Letter to Emily White at NPR All Songs Considered.
For those of you who missed it, a recent college grad, who happens to be interning at NPR’s All Songs Considered wrote a guest blog post about not paying for music. [NPR argues it’s about not paying for albums/physical objects, but I remain unconvinced.] My dad is in the music industry - so to pay or not to pay has a pretty straightforward answer in my book: Pay. Always, always pay. If musicians sell their songs, pay for them. And if they are giving them away, pay anyway. Pay in tweets, in praise, in an email to a friend. But the answer wasn’t always clear to me, especially when Napster first came out- And I, too, am guilty of downloading music without paying for it. Not much, but I’m not proud of it. David Lowery tackles the generational divide while showing Emily why her story just doesn’t add up.
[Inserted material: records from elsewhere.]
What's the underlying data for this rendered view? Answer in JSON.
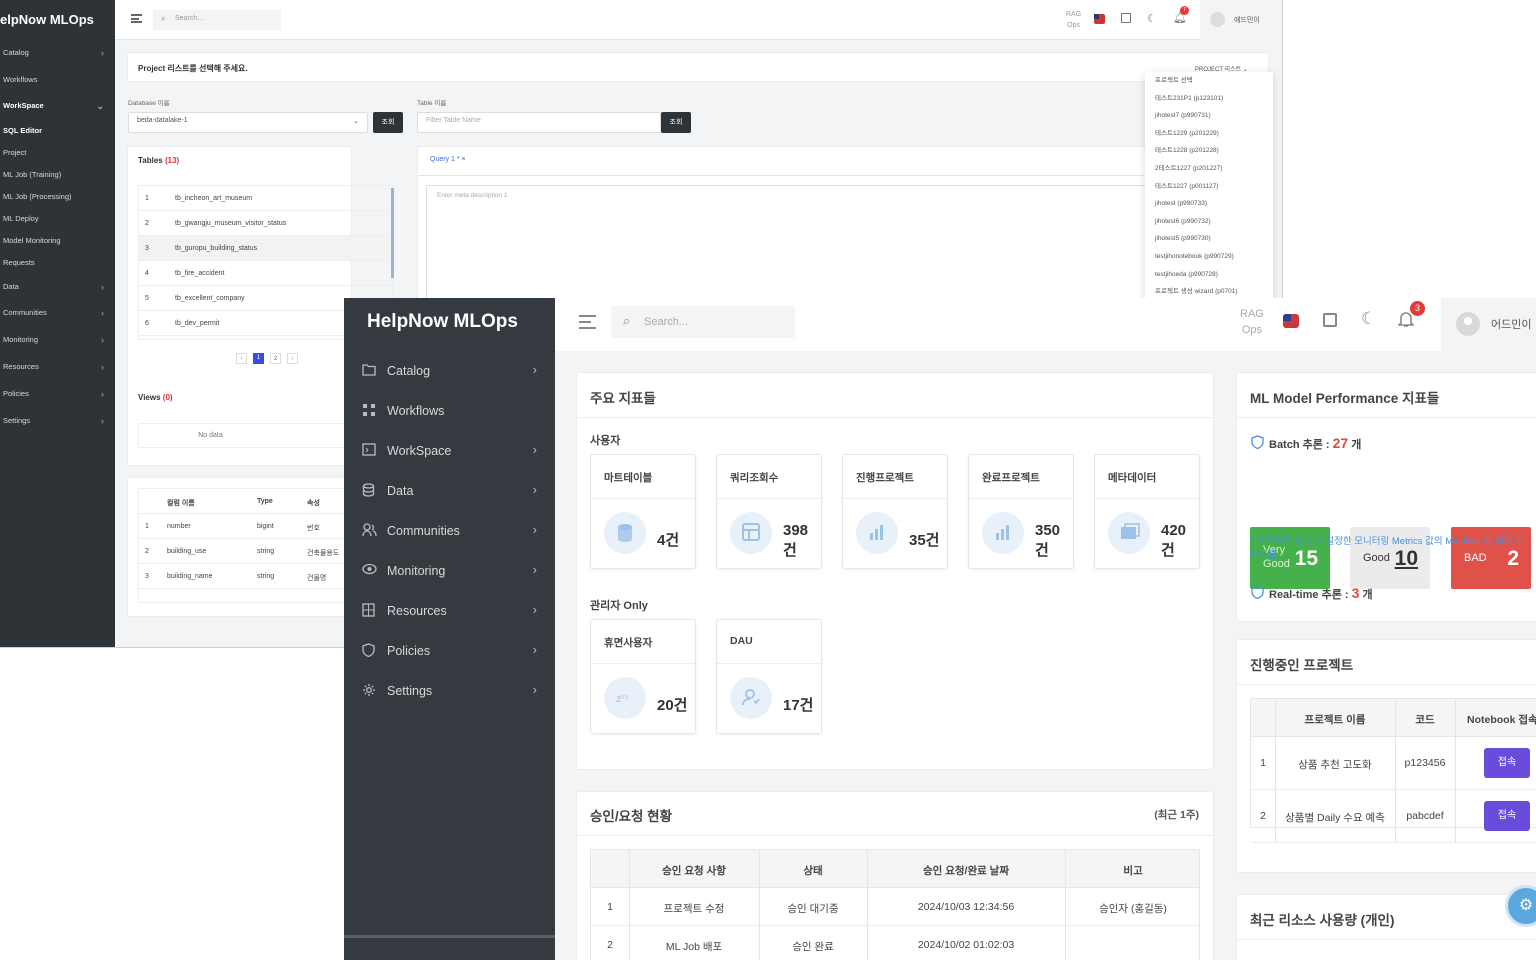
{
  "back": {
    "brand": "elpNow MLOps",
    "sidebar": [
      "Catalog",
      "Workflows",
      "WorkSpace",
      "SQL Editor",
      "Project",
      "ML Job (Training)",
      "ML Job (Processing)",
      "ML Deploy",
      "Model Monitoring",
      "Requests",
      "Data",
      "Communities",
      "Monitoring",
      "Resources",
      "Policies",
      "Settings"
    ],
    "search_placeholder": "Search...",
    "header_rag": "RAG",
    "header_ops": "Ops",
    "user": "에드민이",
    "bell_count": "7",
    "project_prompt": "Project 리스트를 선택해 주세요.",
    "project_dropdown_label": "PROJECT 리스트",
    "database_label": "Database 이름",
    "database_value": "beda-datalake-1",
    "table_label": "Table 이름",
    "table_placeholder": "Filter Table Name",
    "query_button": "조회",
    "tables_title": "Tables",
    "tables_count": "(13)",
    "tables": [
      {
        "no": "1",
        "name": "tb_incheon_art_museum"
      },
      {
        "no": "2",
        "name": "tb_gwangju_museum_visitor_status"
      },
      {
        "no": "3",
        "name": "tb_guropu_building_status"
      },
      {
        "no": "4",
        "name": "tb_fire_accident"
      },
      {
        "no": "5",
        "name": "tb_excellent_company"
      },
      {
        "no": "6",
        "name": "tb_dev_permit"
      }
    ],
    "pages": [
      "1",
      "2"
    ],
    "views_title": "Views",
    "views_count": "(0)",
    "no_data": "No data",
    "query_tab": "Query 1 *",
    "editor_placeholder": "Enter meta description 1",
    "columns_head": [
      "컬럼 이름",
      "Type",
      "속성"
    ],
    "columns": [
      {
        "no": "1",
        "name": "number",
        "type": "bigint",
        "attr": "번호"
      },
      {
        "no": "2",
        "name": "building_use",
        "type": "string",
        "attr": "건축물용도"
      },
      {
        "no": "3",
        "name": "building_name",
        "type": "string",
        "attr": "건물명"
      }
    ],
    "projects": [
      "프로젝트 선택",
      "테스트231P1 (p123101)",
      "jihotest7 (p990731)",
      "테스트1229 (p201229)",
      "테스트1228 (p201228)",
      "2테스트1227 (p201227)",
      "테스트1227 (p001127)",
      "jihotest (p990733)",
      "jihotest6 (p990732)",
      "jihotest5 (p990730)",
      "testjihonotebook (p990729)",
      "testjihoeda (p990728)",
      "프로젝트 생성 wizard (p0701)"
    ]
  },
  "front": {
    "brand": "HelpNow MLOps",
    "sidebar": [
      {
        "label": "Catalog",
        "icon": "folder-icon",
        "chev": true
      },
      {
        "label": "Workflows",
        "icon": "workflow-icon",
        "chev": false
      },
      {
        "label": "WorkSpace",
        "icon": "workspace-icon",
        "chev": true
      },
      {
        "label": "Data",
        "icon": "database-icon",
        "chev": true
      },
      {
        "label": "Communities",
        "icon": "users-icon",
        "chev": true
      },
      {
        "label": "Monitoring",
        "icon": "eye-icon",
        "chev": true
      },
      {
        "label": "Resources",
        "icon": "server-icon",
        "chev": true
      },
      {
        "label": "Policies",
        "icon": "shield-icon",
        "chev": true
      },
      {
        "label": "Settings",
        "icon": "gear-icon",
        "chev": true
      }
    ],
    "search_placeholder": "Search...",
    "header_rag": "RAG",
    "header_ops": "Ops",
    "bell_count": "3",
    "user": "어드민이",
    "kpi_title": "주요 지표들",
    "users_section": "사용자",
    "user_stats": [
      {
        "label": "마트테이블",
        "value": "4건"
      },
      {
        "label": "쿼리조회수",
        "value": "398\n건"
      },
      {
        "label": "진행프로젝트",
        "value": "35건"
      },
      {
        "label": "완료프로젝트",
        "value": "350\n건"
      },
      {
        "label": "메타데이터",
        "value": "420\n건"
      }
    ],
    "admin_section": "관리자 Only",
    "admin_stats": [
      {
        "label": "휴면사용자",
        "value": "20건"
      },
      {
        "label": "DAU",
        "value": "17건"
      }
    ],
    "approval_title": "승인/요청 현황",
    "approval_period": "(최근 1주)",
    "approval_head": [
      "승인 요청 사항",
      "상태",
      "승인 요청/완료 날짜",
      "비고"
    ],
    "approval_rows": [
      {
        "no": "1",
        "item": "프로젝트 수정",
        "status": "승인 대기중",
        "date": "2024/10/03 12:34:56",
        "note": "승인자 (홍길동)"
      },
      {
        "no": "2",
        "item": "ML Job 배포",
        "status": "승인 완료",
        "date": "2024/10/02 01:02:03",
        "note": ""
      }
    ],
    "perf_title": "ML Model Performance 지표들",
    "batch_label": "Batch 추론 :",
    "batch_count": "27",
    "batch_unit": "개",
    "perf_boxes": [
      {
        "label": "Very Good",
        "value": "15",
        "color": "#45b14a"
      },
      {
        "label": "Good",
        "value": "10",
        "color": "#ebebeb"
      },
      {
        "label": "BAD",
        "value": "2",
        "color": "#e0514a"
      }
    ],
    "perf_note": "* 프로젝트 생성 시 설정한 모니터링 Metrics 값의 Min/Max 에 의해서 표시됨",
    "realtime_label": "Real-time 추론 :",
    "realtime_count": "3",
    "realtime_unit": "개",
    "ongoing_title": "진행중인 프로젝트",
    "ongoing_head": [
      "프로젝트 이름",
      "코드",
      "Notebook 접속"
    ],
    "ongoing_rows": [
      {
        "no": "1",
        "name": "상품 추천 고도화",
        "code": "p123456",
        "btn": "접속"
      },
      {
        "no": "2",
        "name": "상품별 Daily 수요 예측",
        "code": "pabcdef",
        "btn": "접속"
      }
    ],
    "resource_title": "최근 리소스 사용량 (개인)"
  }
}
Locations mentioned in song titles.
Very Small Array created a beautiful data visualization showing the frequency of locations used in various country hits. The most popular location mentioned? Alabama. They also look at the most common words used in song titles by decade based on Billboard’s charts.
“What is it?? This is.. what? what?? This is huge! It’s like 10 CDs in one!”